Doing this in code wouldn't make sense, since branch instruction itself might cause an unnecessary cache miss (if (buf[i]) {...} )
I am not aware of any processor that does the optimization you describe - eliminating writes to clean cache lines that would not change the value - but it's a good question, a good idea, great minds think alike and all that.
I wrote a great big reply, and then I remembered: this is called "Silent Stores" in the literature. See "Silent Stores for Free", K. Lepak and M Lipasti, UWisc, MICRO-33, 2000.
Anyway, in my reply I described some of the implementation issues.
By the way, topics like this are often discussed in the USEnet newsgroup comp.arch.
I also write about them on my wiki, http://comp-arch.net
Your suggested hardware optimization would not reduce the latency. Consider the operations at the lowest level:
The old value at the location is loaded from the cache to the CPU (assuming it is already in the cache).
The old and new values are compared.
If the old and new values are different, the new value is written to the cache. Otherwise it is ignored.
Step 1 may actually take longer time than steps 2 and 3. It is because steps 2 and 3 cannot start until the old value from step 1 has been brought into the CPU. The situation would be the same if it was implemented in software.
Consider if we simply write the new values to the cache, without checking the old value. It is actually faster than the three-step process mentioned above, for two reasons. Firstly, there is no need to wait for the old value. Secondly, the CPU can simply schedule the write operation in an output buffer. The output buffer can perform the cache write simutaneously while the ALU can start working on something else.
So far, the only latencies involved are that of between the CPU and the cache, not between the cache and the main memory.
The situation is more complicated in modern-day microprocessors, because their cache is organized into cache-lines. When a byte value is written to a cache-line, the complete cache-line has to be loaded because the other part of the cache-line that is not rewritten has to keep its old values.
http://blogs.amd.com/developer/tag/sse4a/
Read
Cache hit: Data is read from the cache line to the target register
Cache miss: Data is moved from memory to the cache, and read into the target register
Write
Cache hit: Data is moved from the register to the cache line
Cache miss: The cache line is fetched into the cache, and the data from the register is moved to the cache line
This is not an answer to your original question on computer-architecture, but might be relevant to your goal.
In this discussion, all array index starts with zero.
Assuming n is much smaller than size, change your algorithm so that it saves two pieces of information:
An array of size
An array of n, and a counter, used to emulate a set container. Duplicate values allowed.
Every time a non-zero value is written to the index k in the full-size array, insert the value k to the set container.
When the full-size array needs to be cleared, get each value stored in the set container (which will contain k, among others), and set each corresponding index in the full-size array to zero.
A similar technique, known as a two-level histogram or radix histogram, can also be used.

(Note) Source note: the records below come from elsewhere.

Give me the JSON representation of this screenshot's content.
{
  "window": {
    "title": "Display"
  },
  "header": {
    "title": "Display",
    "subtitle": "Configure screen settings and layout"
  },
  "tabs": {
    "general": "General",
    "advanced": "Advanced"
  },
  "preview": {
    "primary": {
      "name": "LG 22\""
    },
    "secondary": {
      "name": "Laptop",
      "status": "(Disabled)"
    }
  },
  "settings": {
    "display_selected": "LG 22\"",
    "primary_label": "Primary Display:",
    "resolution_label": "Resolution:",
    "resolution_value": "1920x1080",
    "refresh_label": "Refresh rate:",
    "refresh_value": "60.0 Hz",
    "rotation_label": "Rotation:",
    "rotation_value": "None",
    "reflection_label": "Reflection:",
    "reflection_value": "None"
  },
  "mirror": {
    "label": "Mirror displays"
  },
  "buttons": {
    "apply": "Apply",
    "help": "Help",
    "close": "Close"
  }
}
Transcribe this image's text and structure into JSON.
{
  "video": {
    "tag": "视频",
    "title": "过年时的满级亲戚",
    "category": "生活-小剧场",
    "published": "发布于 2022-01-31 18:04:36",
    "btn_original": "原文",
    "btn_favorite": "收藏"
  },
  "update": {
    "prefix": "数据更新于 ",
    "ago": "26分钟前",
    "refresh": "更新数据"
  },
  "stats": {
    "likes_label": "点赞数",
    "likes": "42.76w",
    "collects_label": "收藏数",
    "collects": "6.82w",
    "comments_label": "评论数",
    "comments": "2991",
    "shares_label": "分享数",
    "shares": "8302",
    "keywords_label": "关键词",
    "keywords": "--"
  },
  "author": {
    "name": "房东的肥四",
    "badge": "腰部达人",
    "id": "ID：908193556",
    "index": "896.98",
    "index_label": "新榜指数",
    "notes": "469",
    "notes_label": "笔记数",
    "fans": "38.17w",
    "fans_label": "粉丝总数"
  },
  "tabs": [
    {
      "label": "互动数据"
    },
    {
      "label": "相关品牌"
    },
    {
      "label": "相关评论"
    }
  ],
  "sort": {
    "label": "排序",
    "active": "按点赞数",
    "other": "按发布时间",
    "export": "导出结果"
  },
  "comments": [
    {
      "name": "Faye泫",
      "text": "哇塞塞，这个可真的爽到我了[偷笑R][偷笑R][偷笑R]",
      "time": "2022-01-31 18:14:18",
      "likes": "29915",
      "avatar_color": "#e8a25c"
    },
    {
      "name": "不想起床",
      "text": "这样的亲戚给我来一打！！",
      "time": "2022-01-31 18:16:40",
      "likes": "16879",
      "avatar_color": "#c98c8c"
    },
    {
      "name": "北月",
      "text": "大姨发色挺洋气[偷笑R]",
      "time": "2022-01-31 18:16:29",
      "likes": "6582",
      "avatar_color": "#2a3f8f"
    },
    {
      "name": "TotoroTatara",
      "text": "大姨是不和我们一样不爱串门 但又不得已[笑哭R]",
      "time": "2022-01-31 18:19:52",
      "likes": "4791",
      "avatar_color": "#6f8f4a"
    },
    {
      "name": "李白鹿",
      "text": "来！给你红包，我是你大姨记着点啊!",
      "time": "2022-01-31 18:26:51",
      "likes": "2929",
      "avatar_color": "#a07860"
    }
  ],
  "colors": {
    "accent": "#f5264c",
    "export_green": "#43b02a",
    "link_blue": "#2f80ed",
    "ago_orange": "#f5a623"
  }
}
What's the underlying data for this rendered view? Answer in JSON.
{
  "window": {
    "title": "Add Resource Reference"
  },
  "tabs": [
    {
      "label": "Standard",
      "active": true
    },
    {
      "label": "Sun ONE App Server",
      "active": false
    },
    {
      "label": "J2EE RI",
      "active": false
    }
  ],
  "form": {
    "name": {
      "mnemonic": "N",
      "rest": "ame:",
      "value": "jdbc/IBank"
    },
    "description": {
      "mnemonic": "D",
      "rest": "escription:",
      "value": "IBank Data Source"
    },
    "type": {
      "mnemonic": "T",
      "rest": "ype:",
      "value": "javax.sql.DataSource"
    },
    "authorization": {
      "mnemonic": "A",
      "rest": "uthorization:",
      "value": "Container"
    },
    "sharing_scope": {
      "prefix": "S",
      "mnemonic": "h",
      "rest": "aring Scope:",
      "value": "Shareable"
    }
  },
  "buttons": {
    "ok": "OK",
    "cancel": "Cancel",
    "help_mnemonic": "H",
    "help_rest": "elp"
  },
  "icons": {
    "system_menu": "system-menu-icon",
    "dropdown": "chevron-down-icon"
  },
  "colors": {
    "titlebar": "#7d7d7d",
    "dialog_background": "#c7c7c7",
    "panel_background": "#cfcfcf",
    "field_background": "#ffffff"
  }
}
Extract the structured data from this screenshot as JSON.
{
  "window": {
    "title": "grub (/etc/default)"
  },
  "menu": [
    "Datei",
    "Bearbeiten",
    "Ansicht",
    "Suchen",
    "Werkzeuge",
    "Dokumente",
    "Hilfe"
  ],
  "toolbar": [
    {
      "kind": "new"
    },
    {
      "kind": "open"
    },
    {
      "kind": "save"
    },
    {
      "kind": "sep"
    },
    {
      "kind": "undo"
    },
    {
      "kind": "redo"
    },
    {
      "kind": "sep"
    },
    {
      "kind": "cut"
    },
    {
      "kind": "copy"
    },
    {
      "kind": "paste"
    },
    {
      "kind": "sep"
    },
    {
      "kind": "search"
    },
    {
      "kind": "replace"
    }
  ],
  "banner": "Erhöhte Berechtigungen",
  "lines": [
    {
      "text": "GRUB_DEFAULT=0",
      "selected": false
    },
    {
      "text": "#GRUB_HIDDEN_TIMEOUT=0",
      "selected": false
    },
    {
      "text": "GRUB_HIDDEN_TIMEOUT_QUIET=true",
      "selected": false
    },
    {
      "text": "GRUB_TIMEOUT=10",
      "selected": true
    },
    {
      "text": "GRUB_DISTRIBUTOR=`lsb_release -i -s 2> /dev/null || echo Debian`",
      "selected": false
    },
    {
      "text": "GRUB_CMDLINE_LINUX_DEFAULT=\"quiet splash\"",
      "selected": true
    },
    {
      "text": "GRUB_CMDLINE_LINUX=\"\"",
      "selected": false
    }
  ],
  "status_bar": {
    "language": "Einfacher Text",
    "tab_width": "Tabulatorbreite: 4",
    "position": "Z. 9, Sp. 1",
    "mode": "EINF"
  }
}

Two pieces of information are stored:
An array of size
An boolean array of ceil(size / M), where M is the radix. ceil is the ceiling function.
Every time a non-zero value is written to index k in the full-size array, the element floor(k / M) in the boolean array should be marked.
Let's say, bool_array[j] is marked. This corresponds to the range from j*M to (j+1)*M-1 in the full-size array.
When the full-size array needs to be cleared, scan the boolean array for any marked elements, and its corresponding range in the full-size array should be cleared.